It has been an unusually disruptive year so far for the financial trading industry. From novel revelations about the pip-rigging high frequency trading ‘Flash Boys’, through the annuities bombshell in the UK budget, to the recently reported ‘panic’ in the fund management industry over Facebook and Google’s emerging data mining power to offer innovative financial products, the hits just keep on coming.
 
As Too Big To Fail banks cut their proprietary trading teams, another slow burn disruptive force in 2014 for financial traders might well be the launch of Saxo Markets social trading platform TradingFloor.com. This electronic information bazaar aims to “set free the peer-to-peer power of traders around the globe by enabling them to connect online with experienced and like-minded investors who are tired of input from salespeople from traditional banks.” When coupled with the strength of technically driven instant trading alerts that make sense of the content that gushes from the social data fire hose (Twitter, Instagram, Blogs, Facebook, LinkedIn), social trading platforms will democratise financial trading.
 
If, according to Flash Boys author, Michael Lewis, boxes, lines and logic are the key elements of a successful HFT strategy, a natural language programme configurator, actionable content and community platforms that offer real time human intelligence that give context for open source trading signals are the technology equivalents for successful and profitable social trading platforms.
 
In fact, the quest to build the ultimate NLP configurator which generates actionable open source trading signals has been on for some time and until now was a relatively expensive proposition. As early as 2006, Monitor110 made the front page of the Financial Times as “an aggregator and filter for hedge funds trying to keep up with the explosion of information sources on the Internet.” Back then, this configurator was mainly aimed at making sense of blog posts since Twitter and other social media platforms were nascent at that time.
 
Now however, open source configurator development has gone mainstream, costs have fallen and core functionality can be licensed with everyone from enterprise software companies (SAP and IBM) and the giants of the business information industry (Bloomberg, Reuters, DnB) seeking to give client subscribers a trading edge through technology that makes sense of massive amounts of social data. The recent decision by struggling IBM to open up its game-show-Jeopardy-and-Garry-Kasparov beating Watson configurator to third party developers is potentially transformative for any social trading platform looking to grow its community by providing quality, real time, open source trading alerts. In short, the technology widely available today is now less a barrier to entry to social trading platform provision than the content analysis delivered by the brain power of the platform’s numerous community participants.
 
Naturally, the value of any configurator technology is judged by the quality of the data points that it returns. The world’s biggest hedge fund Bridgewater has been using "everything that is available" online, from social media to real-time Internet prices, to model economic activity in what is effectively real-time.
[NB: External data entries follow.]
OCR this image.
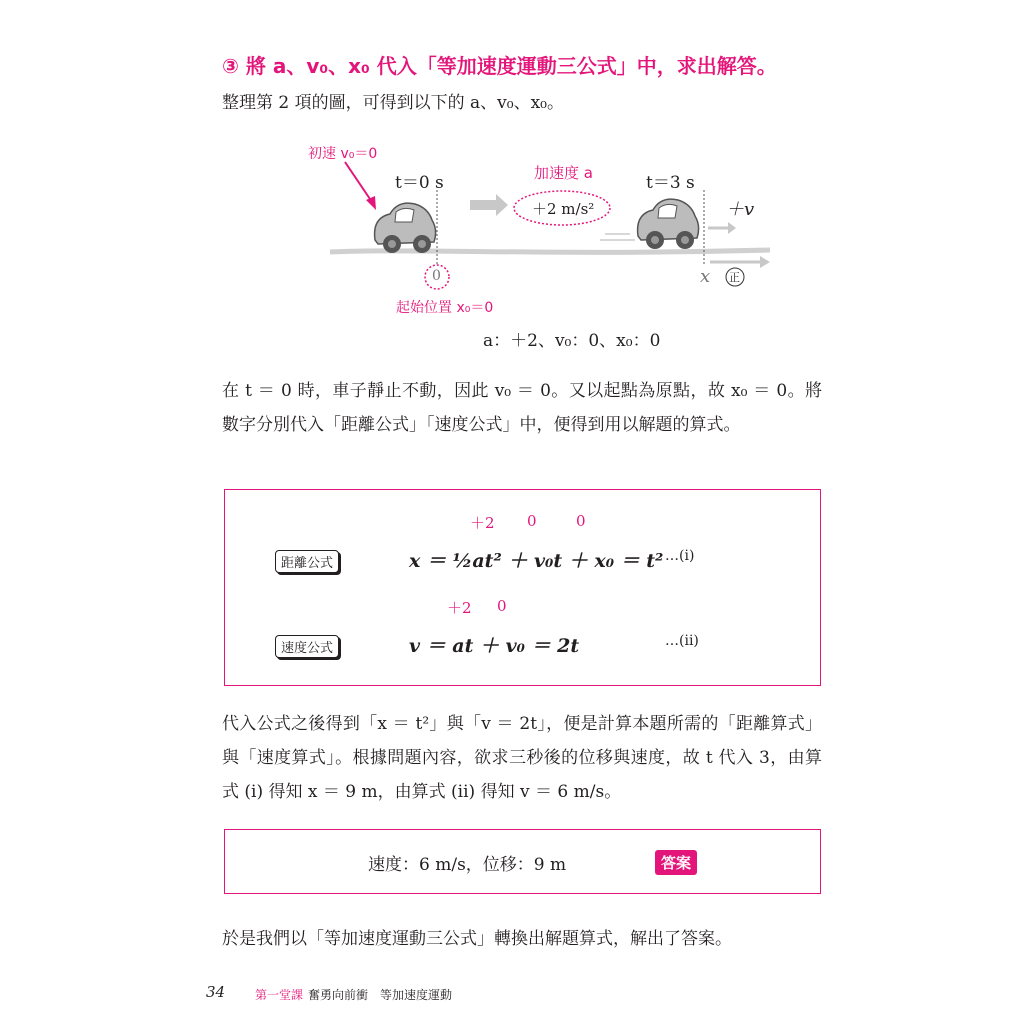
③ 將 a、v₀、x₀ 代入「等加速度運動三公式」中，求出解答。
整理第 2 項的圖，可得到以下的 a、v₀、x₀。
初速 v₀＝0
t＝0 s	加速度 a
＋2 m/s²
t＝3 s
＋v
0	x 正
起始位置 x₀＝0
a：＋2、v₀：0、x₀：0
在 t ＝ 0 時，車子靜止不動，因此 v₀ ＝ 0。又以起點為原點，故 x₀ ＝ 0。將數字分別代入「距離公式」「速度公式」中，便得到用以解題的算式。
距離公式
＋2 0	0
x ＝ ½at² ＋ v₀t ＋ x₀ ＝ t² …(i)
速度公式
＋2 0
v ＝ at ＋ v₀ ＝ 2t	…(ii)
代入公式之後得到「x ＝ t²」與「v ＝ 2t」，便是計算本題所需的「距離算式」與「速度算式」。根據問題內容，欲求三秒後的位移與速度，故 t 代入 3，由算式 (i) 得知 x ＝ 9 m，由算式 (ii) 得知 v ＝ 6 m/s。
速度：6 m/s，位移：9 m	答案
於是我們以「等加速度運動三公式」轉換出解題算式，解出了答案。
34 第一堂課 奮勇向前衝　等加速度運動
Example of content of interest to Bridgewater includes tweets mentioning the purchase of new vehicles which can be used to estimate, calibrate and lead announcements of car manufacturers’ official figures. In commodities, aggregating social comments from farmers on the ground may also deliver tradable properties in Futures. What used to be gathered and assessed by highly paid travelling analyst teams of fund managers can be teed up for assessment by the crowd sharing thinking of a social trading platform.
 
Eventually, it this wisdom of the self-selecting crowds that use the most attractive of these platforms which will be seen as providing the missing operational piece for monetising open source trading alerts. This is, real time collective human intelligence that give these data points context. This does not mean that social trading platforms will level the playing field but that they will provide more open access to information. Market participants can then either directly trade signals as they arrive if they are confident that they confirm aspects of their own world view, thereby front running other traders who need further confirmation of what they are seeing from the crowd before they take a position. No matter what the risk appetite of individual traders, the powers of emerging social trading platforms to make sense of information flows will transform global markets.